Siopao is a favorite snack on Guam that is of Chinese (Cha Siu Bao, or Chinese BBQ Pork Buns) or Philippine origin (Siopao Asado). The Philippine version of these buns are normally steamed, while the Chinese version of these delicious snacks are also baked.
You can prepare siopao COMPLETELY from scratch, but there are a couple of shortcuts I take to make the preparation quicker and easier. I do make the dough from scratch, but I save a whole lot of time by using leftover pulled pork from my Hawaiian Pulled Pork recipe. Unless you are feeding a large crowd, you will most certainly have enough pulled pork leftover to make siopao (I use a 9-10 pound pork shoulder to make my pulled pork). All I do is add a few more ingredients to the pulled pork to turn it into a sweet pork filling for my siopao.
Give my recipe a try. I think you’ll like it. 🙂
- A doubled batch of my yeast donuts dough recipe (find it here)
- About 4 cups leftover Hawaiian Pulled Pork (find my recipe here)
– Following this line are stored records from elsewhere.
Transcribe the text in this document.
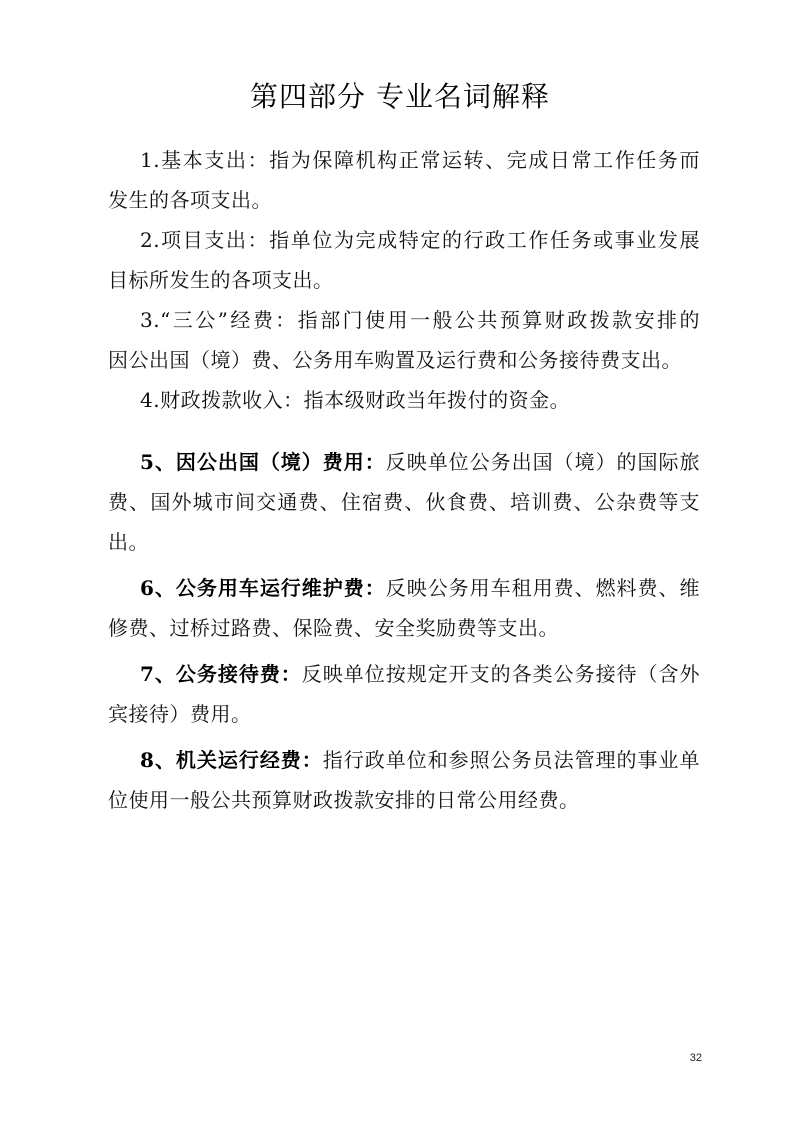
第四部分 专业名词解释
1.基本支出：指为保障机构正常运转、完成日常工作任务而
发生的各项支出。
2.项目支出：指单位为完成特定的行政工作任务或事业发展
目标所发生的各项支出。
3.“三公”经费：指部门使用一般公共预算财政拨款安排的
因公出国（境）费、公务用车购置及运行费和公务接待费支出。
4.财政拨款收入：指本级财政当年拨付的资金。
5、因公出国（境）费用：反映单位公务出国（境）的国际旅
费、国外城市间交通费、住宿费、伙食费、培训费、公杂费等支
出。
6、公务用车运行维护费：反映公务用车租用费、燃料费、维
修费、过桥过路费、保险费、安全奖励费等支出。
7、公务接待费：反映单位按规定开支的各类公务接待（含外
宾接待）费用。
8、机关运行经费：指行政单位和参照公务员法管理的事业单
位使用一般公共预算财政拨款安排的日常公用经费。
32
- NOTE: To make chicken siopao, use shredded cooked chicken (I like to use a rotisserie chicken) instead of pulled pork
- 1 tablespoon chopped garlic
- 1/4 cup sugar
- 1/4 cup soy sauce
- 2 tablespoons oyster sauce
- 1 tablespoon hoisin sauce
- 1/4 cup water mixed with 2 tablespoons corn starch
- Optional: 6 hard boiled eggs, quartered (so you have 24 pieces of boiled eggs)
- Parchment paper, cut into 3-inch squares, 24-36 pieces (amount depends on the size of your siopao)
- Steamer basket or pot
Make my Hawaiian Pulled Pork recipe, then set aside about 4 cups of pulled pork. Enjoy the rest of the pulled pork for your dinner. In the next day or two, used the leftover pulled pork to make siopao. 🙂
Prepare the dough using my yeast donuts recipe. Ensure you double all of the ingredients required for my yeast donuts recipe. Follow the directions up to step number 5 (letting the dough rise).
While you’re waiting for the dough to rise, prepare the filling. Place the leftover pulled pork into a medium sized pot. Add the garlic, sugar, soy sauce, oyster sauce and hoisin sauce. Bring the mixture to a boil then quickly stir in the water-corn starch mixture. Return the mixture to a boil, cooking until it thickens. Set the pork filling aside to cool (I placed the filling into a bowl and placed it in the freezer to cool while my dough was rising).
Cut the dough into 24 pieces (for larger siopao) or 36 pieces (for smaller siopao). I made 24 larger pieces that measured about 4 inches in diameter after it was cooked/steamed.
Use a rolling pin to flatten each piece of dough into a circle about 6 inches in diameter. Keep the center of the circle slightly thicker than the edge. Place two tablespoons of filling in the middle of the dough. Optional: Add a piece of egg on top of the filling.
Pull the dough up around the filling, pinching to seal. The sealed part becomes the bottom of the siopao.
Place the siopao on a piece of parchment paper, pinched side down. Continue filling the remaining pieces of dough.
After all the dough is filled, place in your steamer basket. I can fit about 6 large siopao in mine. Don’t let the siopao touch the sides of the steamer, and leave about an inch or two between each one. Place a clean kitchen towel between the steamer pot and the lid to prevent the condensation from dripping back onto the siopao. Steam for 20 minutes then remove from the steamer to cool.
Enjoy while still warm. 🙂
Freeze any uneaten (and already steamed) siopao. To reheat, defrost the siopao in the refrigerator then reheat in the microwave for 30 seconds.